Today is not the end

Years ago, at the start of the interwebs, and long before blogging became a thing which was so easy to do, there was a web site designed for the pathetic edification of spurned men. Its subject matter was compromising photos of ex girlfriends. From what I was told (ahem – ed) the photos were fairly innocuous by today’s somewhat more gynecologically educational samplings. Those pictures were mostly blurry scans of old Polaroids with younger topless girlfriends having a good time around the pool, at the beach and so on.

At some stage the bloke who had squirreled a photo away in a shoe box, behind old running shoes in his cupboard, had fallen out with the formerly young lady and decided to send the pictures to a lonely geek who would in turn put them up in his website called exGirlFriends dot something or other.

Today there is a breaking story of a young woman who on visiting one of the WWII concentration camps, took a selfie of herself. There is quite a stink about it on social media. In looking for the picture in writing this, I stumbled onto lots of disturbing stuff, far more troubling than a bunch of topless college kids. You can google “selfies in serious places” yourself.

So apart from waffling on about my depraved early internet surfing; what is this all about?

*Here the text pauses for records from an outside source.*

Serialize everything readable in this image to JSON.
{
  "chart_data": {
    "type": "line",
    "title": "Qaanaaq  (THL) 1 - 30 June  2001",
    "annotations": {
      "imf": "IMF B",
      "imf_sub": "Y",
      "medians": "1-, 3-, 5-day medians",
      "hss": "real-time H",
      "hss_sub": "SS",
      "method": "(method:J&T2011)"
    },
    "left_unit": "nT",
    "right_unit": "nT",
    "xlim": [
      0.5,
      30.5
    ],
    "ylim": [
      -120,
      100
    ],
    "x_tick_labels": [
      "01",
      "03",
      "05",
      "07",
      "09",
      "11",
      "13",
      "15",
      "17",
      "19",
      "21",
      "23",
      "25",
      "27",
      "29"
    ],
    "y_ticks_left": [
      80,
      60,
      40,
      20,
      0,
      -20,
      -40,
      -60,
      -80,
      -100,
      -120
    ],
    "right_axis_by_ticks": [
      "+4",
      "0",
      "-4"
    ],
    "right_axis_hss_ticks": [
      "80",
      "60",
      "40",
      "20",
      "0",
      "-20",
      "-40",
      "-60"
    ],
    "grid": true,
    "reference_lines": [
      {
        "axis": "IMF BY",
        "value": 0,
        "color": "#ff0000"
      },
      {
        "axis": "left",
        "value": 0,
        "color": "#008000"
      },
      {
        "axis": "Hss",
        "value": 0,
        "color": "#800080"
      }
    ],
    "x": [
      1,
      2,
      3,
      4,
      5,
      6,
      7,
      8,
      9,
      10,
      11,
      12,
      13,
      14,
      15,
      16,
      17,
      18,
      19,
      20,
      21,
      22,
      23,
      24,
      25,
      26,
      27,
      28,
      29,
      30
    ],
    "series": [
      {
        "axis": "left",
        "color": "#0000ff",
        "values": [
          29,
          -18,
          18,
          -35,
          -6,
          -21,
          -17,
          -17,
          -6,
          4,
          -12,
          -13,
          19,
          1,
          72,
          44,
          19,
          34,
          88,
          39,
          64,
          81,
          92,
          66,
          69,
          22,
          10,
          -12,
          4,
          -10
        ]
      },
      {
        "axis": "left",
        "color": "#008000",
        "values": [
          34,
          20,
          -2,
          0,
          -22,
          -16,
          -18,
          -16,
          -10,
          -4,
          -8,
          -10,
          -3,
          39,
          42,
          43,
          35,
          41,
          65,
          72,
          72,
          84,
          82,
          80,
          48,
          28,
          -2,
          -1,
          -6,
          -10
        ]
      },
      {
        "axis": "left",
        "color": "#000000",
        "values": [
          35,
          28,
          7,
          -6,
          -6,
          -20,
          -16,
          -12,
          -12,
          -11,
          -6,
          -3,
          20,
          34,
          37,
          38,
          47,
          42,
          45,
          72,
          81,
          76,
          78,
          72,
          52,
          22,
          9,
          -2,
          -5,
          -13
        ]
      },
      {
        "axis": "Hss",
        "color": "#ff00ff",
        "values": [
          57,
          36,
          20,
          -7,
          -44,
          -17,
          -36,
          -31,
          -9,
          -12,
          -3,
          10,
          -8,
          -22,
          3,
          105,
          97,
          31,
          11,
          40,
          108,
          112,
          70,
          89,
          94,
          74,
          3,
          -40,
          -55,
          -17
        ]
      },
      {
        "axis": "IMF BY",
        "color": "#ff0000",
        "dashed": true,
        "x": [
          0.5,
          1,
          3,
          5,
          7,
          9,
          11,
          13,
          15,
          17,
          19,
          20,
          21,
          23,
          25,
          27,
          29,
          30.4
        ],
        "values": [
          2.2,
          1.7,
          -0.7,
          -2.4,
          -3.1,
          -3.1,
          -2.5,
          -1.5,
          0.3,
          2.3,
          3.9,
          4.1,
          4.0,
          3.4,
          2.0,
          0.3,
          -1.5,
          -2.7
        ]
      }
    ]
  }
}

Seeing those topless pictures, I have always counselled my sons about the risk of allowing compromising photos of themselves to be taken at all. But more than that, today I had reason to write to one of my clients and ask him to open a separate private GMail address for us to communicate through during the negotiations for the sale of his business.

Earlier this year I sold a business in which the seller had for years used a generic domain name for his email address which was both his personal and his business address. For a long time all his personal, religious, political and anti establishment stuff came to the same inbox as his product orders, customer queries and medically sensitive correspondence. So too, were discussions between he and I about the various sellers who had been interested in buying the business.

The address became an issue once he had accepted a rather nice offer. The buyer quite understandably wanted to have that email address. It’s a bit like feeling entitled to the Post Office box of the company, its premises, telephone number and web site; and rightly so.

So think about that from now on if you use your work email address for personal stuff. It is after all a very inexpensive exercise to get yourself a GMail account. Actually it’s free, and you can access it off any web site or smart phone, wherever you are. And it’s yours for life. Did I mention that it costs nothing. Ever. Get two. Sam Cowan has a Twitter account for her dog. You can have two GMail accounts. And then when you sell your business, it won’t be with a fear of embarrassment after the fact.

Do it if you are even remotely likely to sell your business one day.